Regardless of users in the office, if they left themselves logged in the old version of libs/programs would have to be kept on the system and in memory (or swap). If your users were like mine used to be, that's likely. Then as users began logging in/out the systems would have two versions of many libs/prgms active at the same time. Result is likely at least a doubling of mem/swap usage because of very little shared code.
---- nothing like a system death and cold reboot to make certain that all users are logged out I guess ;-)
Yeah, I have some users who despite my occasional begging to get them to shut down or at least log off, simply don't.

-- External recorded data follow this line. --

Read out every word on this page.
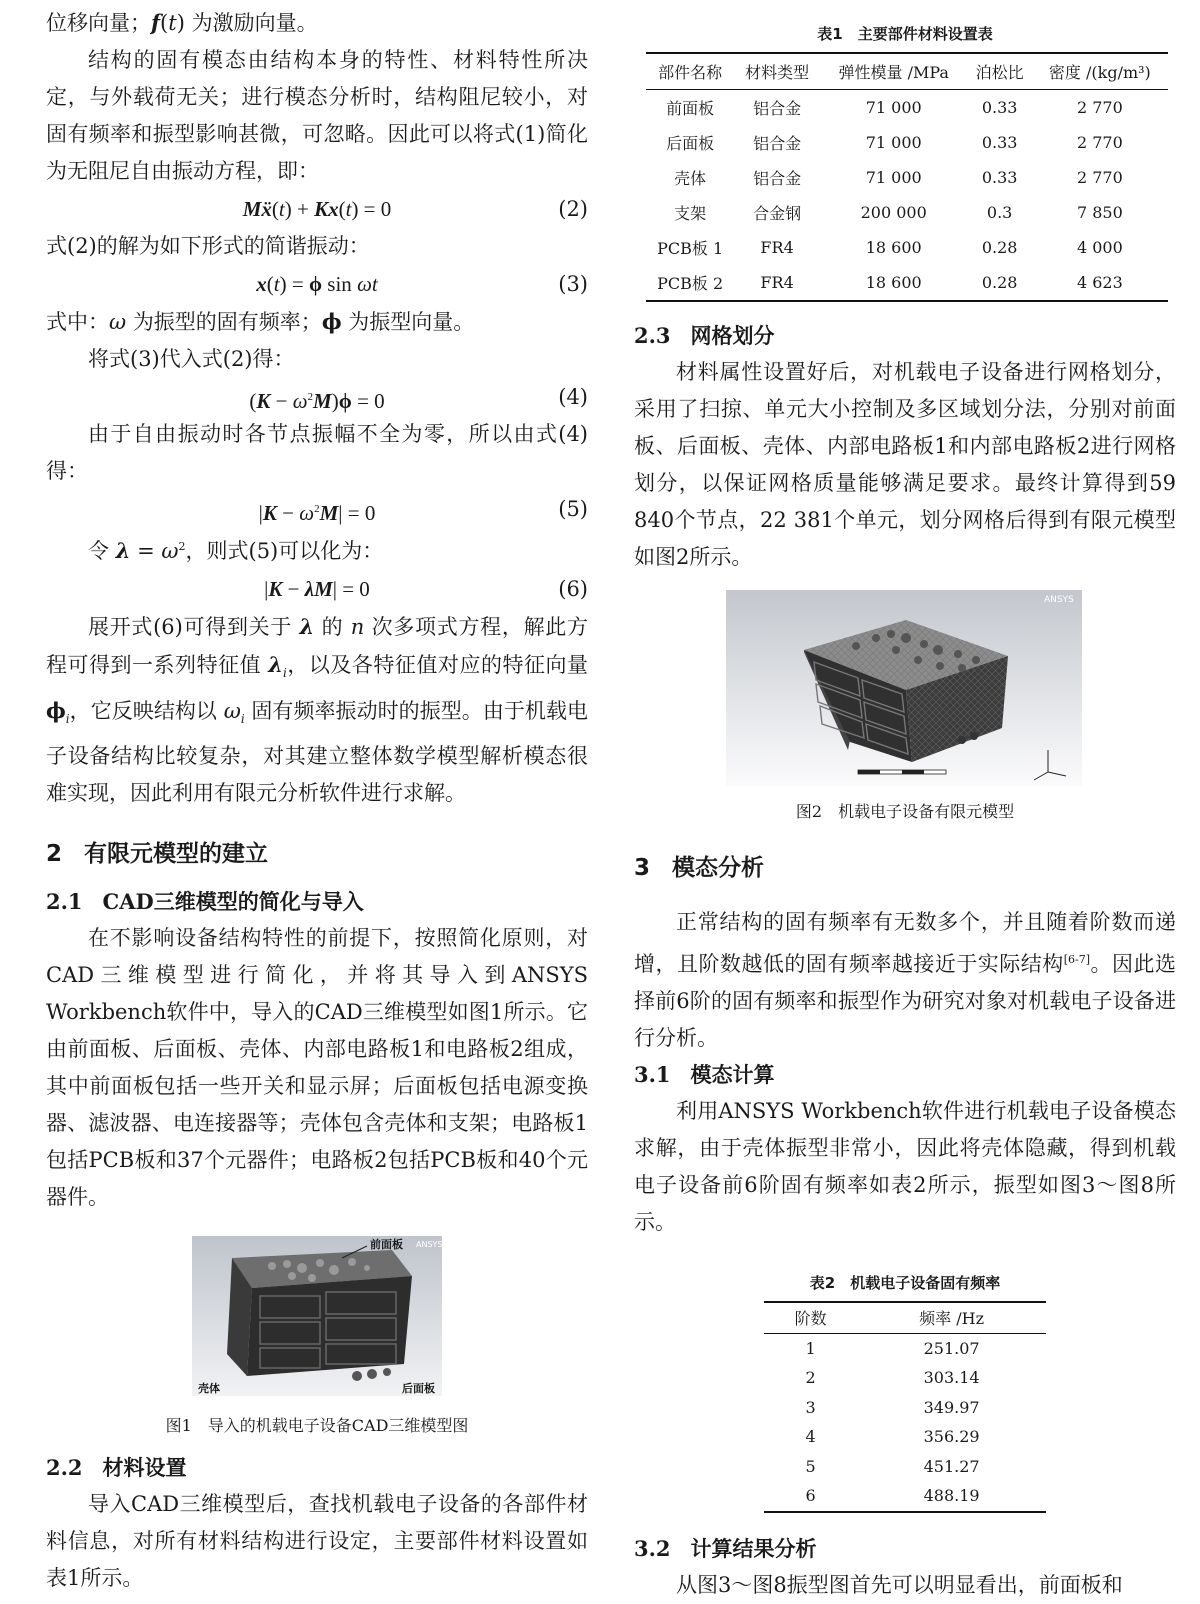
位移向量；f(t) 为激励向量。

结构的固有模态由结构本身的特性、材料特性所决定，与外载荷无关；进行模态分析时，结构阻尼较小，对固有频率和振型影响甚微，可忽略。因此可以将式(1)简化为无阻尼自由振动方程，即：

Mẍ(t) + Kx(t) = 0	(2)

式(2)的解为如下形式的简谐振动：

x(t) = ϕ sin ωt	(3)

式中：ω 为振型的固有频率；ϕ 为振型向量。

将式(3)代入式(2)得：

$(K - \omega^2M)\phi = 0$	(4)

由于自由振动时各节点振幅不全为零，所以由式(4)得：

$|K - \omega^2M| = 0$	(5)

令 $\lambda = \omega^2$，则式(5)可以化为：

|K − λM| = 0	(6)

展开式(6)可得到关于 λ 的 n 次多项式方程，解此方程可得到一系列特征值 $\lambda_i$，以及各特征值对应的特征向量 $\phi_i$，它反映结构以 $\omega_i$ 固有频率振动时的振型。由于机载电子设备结构比较复杂，对其建立整体数学模型解析模态很难实现，因此利用有限元分析软件进行求解。

2 有限元模型的建立
2.1 CAD三维模型的简化与导入

在不影响设备结构特性的前提下，按照简化原则，对CAD三维模型进行简化，并将其导入到ANSYS Workbench软件中，导入的CAD三维模型如图1所示。它由前面板、后面板、壳体、内部电路板1和电路板2组成，其中前面板包括一些开关和显示屏；后面板包括电源变换器、滤波器、电连接器等；壳体包含壳体和支架；电路板1包括PCB板和37个元器件；电路板2包括PCB板和40个元器件。

前面板 ANSYS
壳体	后面板
图1　导入的机载电子设备CAD三维模型图
2.2 材料设置

导入CAD三维模型后，查找机载电子设备的各部件材料信息，对所有材料结构进行设定，主要部件材料设置如表1所示。

表1　主要部件材料设置表
部件名称	材料类型	弹性模量 /MPa	泊松比	密度 /(kg/m³)
前面板	铝合金	71 000	0.33	2 770
后面板	铝合金	71 000	0.33	2 770
壳体	铝合金	71 000	0.33	2 770
支架	合金钢	200 000	0.3	7 850
PCB板 1	FR4	18 600	0.28	4 000
PCB板 2	FR4	18 600	0.28	4 623
2.3 网格划分

材料属性设置好后，对机载电子设备进行网格划分，采用了扫掠、单元大小控制及多区域划分法，分别对前面板、后面板、壳体、内部电路板1和内部电路板2进行网格划分，以保证网格质量能够满足要求。最终计算得到59 840个节点，22 381个单元，划分网格后得到有限元模型如图2所示。

ANSYS
图2　机载电子设备有限元模型
3 模态分析

正常结构的固有频率有无数多个，并且随着阶数而递增，且阶数越低的固有频率越接近于实际结构[6-7]。因此选择前6阶的固有频率和振型作为研究对象对机载电子设备进行分析。

3.1 模态计算

利用ANSYS Workbench软件进行机载电子设备模态求解，由于壳体振型非常小，因此将壳体隐藏，得到机载电子设备前6阶固有频率如表2所示，振型如图3～图8所示。

表2　机载电子设备固有频率
阶数	频率 /Hz
1	251.07
2	303.14
3	349.97
4	356.29
5	451.27
6	488.19
3.2 计算结果分析

从图3～图8振型图首先可以明显看出，前面板和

FWIW - according to sar, the kbswpfree has remained high all day so I suspect that this is something that will bite me again a long time in the future when I least expect it.
Thanks for the tip on sar...it's sort of cool and it's been taking snapshots all along which does confirm the problem but of course didn't identify the source of the problem.
Craig
Craig White wrote:
Yeah, I have some users who despite my occasional begging to get them to shut down or at least log off, simply don't.
While it can be done with grep I like the slay command, I don't think it's available in RHEL
NAME slay - kill all processes belonging to a user
SYNOPSIS slay [-signal] name [name...]
DESCRIPTION Slay sends given signal (KILL by default) to all processes belonging to user(s) given on the command line. When called without arguments it dis- plays short help.
You can use -clean as a signal name, in that case a "clean kill" is done, that is processes are first sent TERM signal and after 10 seconds those that haven't terminated yet are killed with KILL
[..]
FILES /etc/slay_mode - contains keywords describing the mode slay works in, separated by newlines:
mean turns mean mode on. In mean mode attempts to slay people without root priviledges are punished. This is the default.
nice turns mean mode off.
butthead switched slay to Butt-head messages mode.
normal switches slay to normal messages mode. This is the default.
You can only use one of mean/nice keywords and one of butthead/normal keywords.
--
nate
On Thu, 31 Jul 2008 15:08:16 -0700 (PDT) nate centos@linuxpowered.net wrote:
While it can be done with grep I like the slay command, I don't think it's available in RHEL
pkill
On Thu, 31 Jul 2008, nate wrote:
Craig White wrote:
Yeah, I have some users who despite my occasional begging to get them to shut down or at least log off, simply don't.
While it can be done with grep I like the slay command, I don't think it's available in RHEL
NAME slay - kill all processes belonging to a user
CentOS includes pkill (in the procps rpm), which performs the same function:
pkill -U username
or, more severely,
pkill -KILL -U username
That's what I use to get rid of open filehandles, esp. on NFS mounts, before shutting down shared servers.
On Thu, Jul 31, 2008 at 2:59 PM, Craig White craigwhite@azapple.com wrote:
nothing like a system death and cold reboot to make certain that all users are logged out I guess ;-)
Yeah, I have some users who despite my occasional begging to get them to shut down or at least log off, simply don't.
init 1 does that without bringing the system all the way down....
mhr
On Wed, 2008-07-30 at 19:55 -0700, Craig White wrote:
<snip>
P.S. And running sar. Use a short sample interval is you suspect a rapidly inflating hog. If the hog is only slowly "bloating", a slow sample rate will do.
If it's a "memory leak", I can't recall (been years... no, decades since I dinked with this stuff) if sar will help or not. Some sampling of memory pool information may be needed in that case. But sar might provide some clues in that case.